I have to be honest here. I think that one of the characters in one of the best movies ever made, The Last Picture Show, said something like that. It’s not original with me. By the way, Midland, where we just buried the immortal Barbara Duke, reminds me of The Last Picture Show. I find Texas extremely evocative everywhere, but West Texas is magical. I feel as if I could have been a stronger man there, though that’s probably wrong.
Then off to a sport shop to buy a bike for Phil. He is not happy with the used miserable bike I lend him, so he wants his own bike, and why not? We found him one he loved, made conversation with a lady biker who was riding the Selkirk Loop, a biking train I consider immensely trying, and then went back to home.
Rest, and then a rapid trip on my mighty Cobalt across the top of the lake to Bottle Bay. It was too crowded and I didn’t really enjoy it. Back to rest and watch Will Ferrell, shower, and then to bed. I don’t feel well.
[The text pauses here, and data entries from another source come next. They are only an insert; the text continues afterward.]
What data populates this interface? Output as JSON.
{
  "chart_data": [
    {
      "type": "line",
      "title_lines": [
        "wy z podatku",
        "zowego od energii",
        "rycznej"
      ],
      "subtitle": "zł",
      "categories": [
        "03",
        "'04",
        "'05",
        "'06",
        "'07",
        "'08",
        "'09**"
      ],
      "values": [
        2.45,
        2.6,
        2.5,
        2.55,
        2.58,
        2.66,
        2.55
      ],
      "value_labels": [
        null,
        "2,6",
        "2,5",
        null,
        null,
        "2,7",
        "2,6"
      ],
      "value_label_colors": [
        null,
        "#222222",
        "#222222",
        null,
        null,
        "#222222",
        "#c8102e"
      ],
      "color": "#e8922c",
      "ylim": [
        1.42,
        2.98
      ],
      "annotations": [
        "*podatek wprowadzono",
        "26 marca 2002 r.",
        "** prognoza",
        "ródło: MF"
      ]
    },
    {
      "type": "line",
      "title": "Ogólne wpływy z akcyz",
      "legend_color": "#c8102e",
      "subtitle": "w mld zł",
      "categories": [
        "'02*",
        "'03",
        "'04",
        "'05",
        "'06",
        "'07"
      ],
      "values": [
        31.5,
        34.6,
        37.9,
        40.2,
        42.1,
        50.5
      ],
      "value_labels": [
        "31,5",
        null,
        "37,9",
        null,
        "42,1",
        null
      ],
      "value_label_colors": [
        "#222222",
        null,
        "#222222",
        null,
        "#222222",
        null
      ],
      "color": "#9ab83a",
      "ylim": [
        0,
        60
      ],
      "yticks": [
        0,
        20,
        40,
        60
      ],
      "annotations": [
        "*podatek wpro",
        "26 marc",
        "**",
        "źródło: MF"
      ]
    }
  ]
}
WOW, THIS IS A HOT DAY. Phil talked me into an insanely long bike ride along a bike path paralleling Highway 2 and then we rode through the leafy west side where Tommy and I used to rent a home all summer long. We passed a shaded yard where a mom played with her small daughter. The daughter had flaming red hair. Her hair and the leaves and the grass and the swing set were a perfect tableau. The mother seemed so utterly at ease talking to me about the hair colors in her family. It all looked so wonderfully safe, I felt I had to take a picture, to try to capture it. To shroud it in amber.
Far, far from Capitol Hill. Far from Kandahar. Far from Oslo.
Then a nap and then a ride up to Priest Lake. I stopped in Priest River at my new favorite store, Mitchell’s, and bought tea. That store has ultra-friendly people. So does the Safeway in Sandpoint. The people are the main attraction here. Why are the people here so friendly? Why are they so totally, utterly different from the scared, scary suspicious, cagey people in Beverly Hills? Why? Why are they so incomparably more friendly than the customers at the Watergate Safeway? (N.B. The clerks at the Watergate Safeway are perfect.)
We got up to Hill’s Resort, took the Thompson out on the lake with the help of my pal and first mate, Tim Farmin, and raced north. It was incredibly beautiful. Pristine mountains, calm, balmy water and air, very little wake, and the smell of barbecuing spare ribs in the distance calling us into port. That Thompson is too small, though. I think I may need a new boat—a new, used, bigger boat—to keep at Priest. That’s my fantasy, anyway.
I have a lot of fantasies when I am in North Idaho.